A letter from Aug 01, 2022

Time Travelled — almost 3 years

Peaceful right?

Dear FutureMe, Hey, how's life going? Can you believe this is our 3-year anniversary of this letter?! It's probably very likely that you don't even remember writing this message, but we'll see. I'm not 100% what I am supposed to be writing in this letter but I'm just going to go with it. To just Jog our memories a little bit it is august 1, 2022, I am at Walden residential ED treatment, our favorite place :). I highly doubt we have forgotten. I'm hoping and. praying that all this work and pain that I have been going through has hopefully paid off and made your life as easier as it can be. We are struggling with so much anxiety, negative thoughts, sadness, and depression. One of my favorite MHCs Ava had said that "it takes 6 months, 6 months for your life to be magical". Was she correct in saying that? I hope so. My mind keeps telling me that I will be happier with my ED, that it will be sustainable. But I know that it's not true and that I will only feel worse. I hope that we aren't going to make the wrong decision. And even if we did, I'm here to remind you of how miserable we were and are, so don't throw away all your hard work. I hope that the future me has found happiness and is at peace in her mind. The Future me I see has found her passions in life and has found the people who value her and treat her the way that she deserves to be treated. She has read hundreds of books that have made her eyes light up and her heart pound and flutter with happiness.

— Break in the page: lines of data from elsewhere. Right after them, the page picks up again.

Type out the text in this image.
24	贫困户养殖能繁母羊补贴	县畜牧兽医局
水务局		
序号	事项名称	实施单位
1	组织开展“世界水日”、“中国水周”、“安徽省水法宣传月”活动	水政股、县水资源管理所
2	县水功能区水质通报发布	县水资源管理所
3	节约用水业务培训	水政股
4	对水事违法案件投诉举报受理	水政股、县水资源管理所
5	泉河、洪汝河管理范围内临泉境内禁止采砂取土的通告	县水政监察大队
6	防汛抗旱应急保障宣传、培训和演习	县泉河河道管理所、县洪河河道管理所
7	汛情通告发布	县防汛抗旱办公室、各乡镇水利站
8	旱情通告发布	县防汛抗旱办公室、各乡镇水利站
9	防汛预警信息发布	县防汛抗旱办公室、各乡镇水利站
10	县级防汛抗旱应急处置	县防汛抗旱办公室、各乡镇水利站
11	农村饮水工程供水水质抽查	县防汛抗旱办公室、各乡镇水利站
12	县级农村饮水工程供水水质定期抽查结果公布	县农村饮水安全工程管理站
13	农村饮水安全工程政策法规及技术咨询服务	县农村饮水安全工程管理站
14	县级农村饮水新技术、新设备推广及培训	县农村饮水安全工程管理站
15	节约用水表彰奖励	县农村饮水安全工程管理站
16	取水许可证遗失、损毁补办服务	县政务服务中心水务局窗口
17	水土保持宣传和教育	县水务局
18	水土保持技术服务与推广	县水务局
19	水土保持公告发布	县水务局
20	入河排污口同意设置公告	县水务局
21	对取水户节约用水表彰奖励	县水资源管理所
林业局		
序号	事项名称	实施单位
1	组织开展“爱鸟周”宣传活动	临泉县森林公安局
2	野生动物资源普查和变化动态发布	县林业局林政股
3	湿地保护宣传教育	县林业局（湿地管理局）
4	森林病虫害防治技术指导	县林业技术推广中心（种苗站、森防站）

I hope that I have learned to love myself and treat myself with respect. Currently, I am struggling to find reasons why I should continue with my life, and I can only hope that I have found my purpose and a reason to stay, to live. I'm here to tell you to fully embrace every part of yourself, and that you are worthy to have everything. You are enough, thousand times enough. We owe it not only to anyone else but to ourselves to try to live the fullest life we can and be as present as possible in every little moment. Just remember, YOU GOT THIS. Stay close to the people who you love and who love you back, know you are never alone and never give up.